First of all, lazy evaluation wasn't invented in Haskell, it's incorrect to attribute it like so.
Second, Haskell has eager evaluation (the opposite; evaluate when referred) possibilities too.
Third, lazy evaluation facilities are easily available in other languages and technologies too; Python's generators (recall the
xrange function), Meyers singleton and template instantiation in C++, delayed symbol resolution in runtime linkers -- are all examples of this idea.
So anyway, accomodating that idea and corresponding vocabulary will never be harmful to a software engineer.
As to the pros & cons, you named the primary ones. There can be named a few more (remember, you can do these in virtually any language with data structures and function calls):
Recursive datastructures, where you can create, for example, a list value with elements arranged in a cirle, the head being the
next element of the "last" one; traversing such a list would yield an infinitely repeating sequence of elements. Probably not the most motivating example, but you can do the same with trees, graphs and so on.
Arranging control flow with lazy data structures instead of built-in primitives; think of building coroutines with just lazy lists. This is actually the other side of the coin of more complex and convoluted evaluation order (i.e. one of your contra being an advantage).

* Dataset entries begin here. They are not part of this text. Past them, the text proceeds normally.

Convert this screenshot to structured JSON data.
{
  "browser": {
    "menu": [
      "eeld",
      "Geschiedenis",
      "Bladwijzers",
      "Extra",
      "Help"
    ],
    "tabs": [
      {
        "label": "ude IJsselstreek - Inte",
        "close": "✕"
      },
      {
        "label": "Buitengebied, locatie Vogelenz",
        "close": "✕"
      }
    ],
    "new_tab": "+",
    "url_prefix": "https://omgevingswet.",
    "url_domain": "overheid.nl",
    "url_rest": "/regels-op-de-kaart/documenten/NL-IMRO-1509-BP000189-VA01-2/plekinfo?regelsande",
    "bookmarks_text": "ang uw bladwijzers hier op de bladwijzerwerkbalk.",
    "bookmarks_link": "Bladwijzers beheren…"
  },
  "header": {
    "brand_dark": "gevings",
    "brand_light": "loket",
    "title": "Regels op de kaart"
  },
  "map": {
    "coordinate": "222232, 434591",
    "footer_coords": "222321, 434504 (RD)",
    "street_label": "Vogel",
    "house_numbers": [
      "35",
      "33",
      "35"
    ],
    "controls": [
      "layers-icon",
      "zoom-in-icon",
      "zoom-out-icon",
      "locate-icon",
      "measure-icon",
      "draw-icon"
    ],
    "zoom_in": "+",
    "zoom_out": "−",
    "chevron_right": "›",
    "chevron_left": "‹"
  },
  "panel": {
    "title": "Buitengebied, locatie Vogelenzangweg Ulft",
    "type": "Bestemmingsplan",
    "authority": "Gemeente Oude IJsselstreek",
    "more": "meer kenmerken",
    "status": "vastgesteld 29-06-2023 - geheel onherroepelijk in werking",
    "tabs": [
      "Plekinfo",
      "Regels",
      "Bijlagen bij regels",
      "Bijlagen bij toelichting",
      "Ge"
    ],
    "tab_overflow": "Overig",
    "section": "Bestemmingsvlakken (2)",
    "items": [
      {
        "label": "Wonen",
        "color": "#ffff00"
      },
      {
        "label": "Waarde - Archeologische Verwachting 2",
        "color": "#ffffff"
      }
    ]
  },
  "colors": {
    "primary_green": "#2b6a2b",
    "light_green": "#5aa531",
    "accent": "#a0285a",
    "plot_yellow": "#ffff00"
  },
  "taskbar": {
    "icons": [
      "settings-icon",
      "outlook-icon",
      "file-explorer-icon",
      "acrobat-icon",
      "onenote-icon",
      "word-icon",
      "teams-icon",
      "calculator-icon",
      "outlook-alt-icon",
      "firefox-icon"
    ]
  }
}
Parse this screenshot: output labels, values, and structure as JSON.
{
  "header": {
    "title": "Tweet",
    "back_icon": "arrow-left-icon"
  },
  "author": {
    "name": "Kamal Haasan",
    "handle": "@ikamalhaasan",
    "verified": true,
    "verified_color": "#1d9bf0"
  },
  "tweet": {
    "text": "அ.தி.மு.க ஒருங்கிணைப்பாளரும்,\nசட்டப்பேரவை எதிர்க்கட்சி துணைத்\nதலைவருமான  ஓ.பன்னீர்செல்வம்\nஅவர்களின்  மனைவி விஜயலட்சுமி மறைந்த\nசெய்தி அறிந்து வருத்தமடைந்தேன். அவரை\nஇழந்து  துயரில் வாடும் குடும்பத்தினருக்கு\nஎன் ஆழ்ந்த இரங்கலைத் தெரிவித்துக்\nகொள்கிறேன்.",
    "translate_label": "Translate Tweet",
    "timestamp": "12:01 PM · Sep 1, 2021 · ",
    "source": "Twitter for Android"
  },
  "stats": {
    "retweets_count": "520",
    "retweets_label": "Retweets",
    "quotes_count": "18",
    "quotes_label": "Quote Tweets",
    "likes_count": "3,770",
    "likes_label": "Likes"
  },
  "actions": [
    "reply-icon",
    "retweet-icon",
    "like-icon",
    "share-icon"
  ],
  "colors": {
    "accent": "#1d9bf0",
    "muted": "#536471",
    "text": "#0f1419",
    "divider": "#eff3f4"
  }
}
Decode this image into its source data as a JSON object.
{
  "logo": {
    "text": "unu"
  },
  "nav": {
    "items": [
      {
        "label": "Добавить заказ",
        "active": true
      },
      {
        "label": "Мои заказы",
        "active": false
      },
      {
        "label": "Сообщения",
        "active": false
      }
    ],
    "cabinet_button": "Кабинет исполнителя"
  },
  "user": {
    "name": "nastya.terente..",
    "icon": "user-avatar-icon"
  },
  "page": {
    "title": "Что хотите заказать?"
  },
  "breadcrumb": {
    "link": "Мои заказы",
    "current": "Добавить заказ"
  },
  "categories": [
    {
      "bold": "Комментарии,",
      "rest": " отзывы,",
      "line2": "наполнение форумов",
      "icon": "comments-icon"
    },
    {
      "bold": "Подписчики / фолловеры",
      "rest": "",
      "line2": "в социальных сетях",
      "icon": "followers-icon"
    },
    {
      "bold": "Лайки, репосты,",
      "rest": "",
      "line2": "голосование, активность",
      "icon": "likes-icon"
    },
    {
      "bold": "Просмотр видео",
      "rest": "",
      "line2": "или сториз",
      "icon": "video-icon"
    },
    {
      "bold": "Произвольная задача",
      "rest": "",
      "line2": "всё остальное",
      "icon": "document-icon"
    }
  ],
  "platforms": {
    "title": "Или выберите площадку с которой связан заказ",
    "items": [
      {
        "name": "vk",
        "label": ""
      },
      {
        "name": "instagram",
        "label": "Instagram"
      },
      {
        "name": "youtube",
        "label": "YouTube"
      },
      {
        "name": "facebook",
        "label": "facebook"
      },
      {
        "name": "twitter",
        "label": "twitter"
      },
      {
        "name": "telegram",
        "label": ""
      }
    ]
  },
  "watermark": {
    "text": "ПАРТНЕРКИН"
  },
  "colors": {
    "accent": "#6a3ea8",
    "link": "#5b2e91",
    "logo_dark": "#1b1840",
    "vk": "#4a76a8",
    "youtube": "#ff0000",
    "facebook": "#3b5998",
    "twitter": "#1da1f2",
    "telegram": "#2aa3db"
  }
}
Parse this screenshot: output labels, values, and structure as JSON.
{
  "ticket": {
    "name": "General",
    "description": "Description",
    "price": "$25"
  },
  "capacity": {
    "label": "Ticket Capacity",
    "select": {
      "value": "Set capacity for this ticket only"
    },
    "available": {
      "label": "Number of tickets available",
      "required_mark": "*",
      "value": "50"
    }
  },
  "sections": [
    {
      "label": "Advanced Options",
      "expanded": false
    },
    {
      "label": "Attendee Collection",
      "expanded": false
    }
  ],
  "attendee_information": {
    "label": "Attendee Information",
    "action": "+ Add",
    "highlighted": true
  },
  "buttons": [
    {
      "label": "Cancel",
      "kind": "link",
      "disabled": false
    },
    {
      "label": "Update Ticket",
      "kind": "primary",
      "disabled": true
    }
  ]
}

Semi-automatic parallelisation of computations. This is more of the referential transparency's advantage rather than lazy evaluation; but still, the features fuse together very organically.
Performance-wise, memoization often comes to mind when musing on lazy evaluation; although doing it automatically is a hard (probably still unsolved) problem with lots of details and pitfalls.
So, basically, if you look at it deeper, every aspect comes with possibilities and trade-offs; your task as a software engineer is to know all of these and choose wisely based on concrete problem details.